When the UAV needs a new dedicated PDU session for connectivity to the UAV-C, the UE initiates a PDN Connection Session Establishment procedure. When the UAV needs to use an existing PDN connection for connectivity to the UAV-C, the UE initiates a PDN Connection Modification procedure. The UE shall include the following IEs in the PDN connection establishment/modification request: a CAA-Level UAV ID, a DNN/S-NSSAI implying dedicated connectivity to UAV-C, and UAV pairing information, which includes any needed authorization information, if available.
Step 2.
The SMF+PGW-C determines whether the UAV pairing authorization is required based on UAV's aerial subscription, presence of CAA-Level UAV ID, and DNN/S-NSSAI indicating the UAV service:
- The SMF+PGW-C invokes the authorization procedure with the USS via UAS-NF. The USS will perform C2 authorization taking account of the included pairing information, which includes any needed authorization information, if available, the CAA-Level UAV ID, and GPSI etc.
- The USS informs the SMF+PGW-C via the UAS NF of the authorization results.
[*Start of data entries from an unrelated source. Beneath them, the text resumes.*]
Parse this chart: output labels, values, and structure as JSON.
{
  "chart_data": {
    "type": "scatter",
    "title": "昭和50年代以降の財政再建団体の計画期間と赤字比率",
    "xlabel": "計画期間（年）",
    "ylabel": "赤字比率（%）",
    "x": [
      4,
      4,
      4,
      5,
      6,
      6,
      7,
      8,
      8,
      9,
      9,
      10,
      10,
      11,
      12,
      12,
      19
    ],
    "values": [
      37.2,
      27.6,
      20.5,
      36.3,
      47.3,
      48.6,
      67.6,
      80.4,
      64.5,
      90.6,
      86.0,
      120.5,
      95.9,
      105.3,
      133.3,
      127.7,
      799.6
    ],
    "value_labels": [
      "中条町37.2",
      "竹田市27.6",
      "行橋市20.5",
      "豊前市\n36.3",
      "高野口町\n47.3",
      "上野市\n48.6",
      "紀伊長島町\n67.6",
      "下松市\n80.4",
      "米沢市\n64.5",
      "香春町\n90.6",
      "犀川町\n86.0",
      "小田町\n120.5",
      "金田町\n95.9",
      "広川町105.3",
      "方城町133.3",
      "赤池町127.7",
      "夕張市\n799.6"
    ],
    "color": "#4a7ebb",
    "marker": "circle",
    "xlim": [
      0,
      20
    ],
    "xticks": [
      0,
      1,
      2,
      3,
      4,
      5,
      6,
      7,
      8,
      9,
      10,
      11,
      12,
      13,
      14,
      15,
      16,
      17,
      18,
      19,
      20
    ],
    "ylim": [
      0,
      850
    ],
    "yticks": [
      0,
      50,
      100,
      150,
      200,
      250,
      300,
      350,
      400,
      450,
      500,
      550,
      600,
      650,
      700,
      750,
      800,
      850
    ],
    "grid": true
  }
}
The authorization information includes the IP address of the UAV-C and a C2 authorization payload that contains C2 session security information and possibly other non-security specific information (e.g. C2 authorization result, i.e., whether the UAV is allowed to be paired with the UAV-C) if the USS has such information to send. The content of C2 session security information (e.g., key material to help establish security between the UAV and UAV-C) is not in 3GPP scope. The other information contained in this message is given in TS 23.256.3. The SMF+PGW-C sends the UE the C2 authorization payload with the paring authorization result and may also send a new CAA-level UAV ID. The UE shall store the Pairing authorization result and authorization information.
5.5 Security for UAS NF to USS interface p. 24
The security requirements for the UAS-NF shall follow clause 5.9.2.3 in TS 33.501.
The UAS NF to USS interface shall be protected as described in clause 12 of TS 33.501.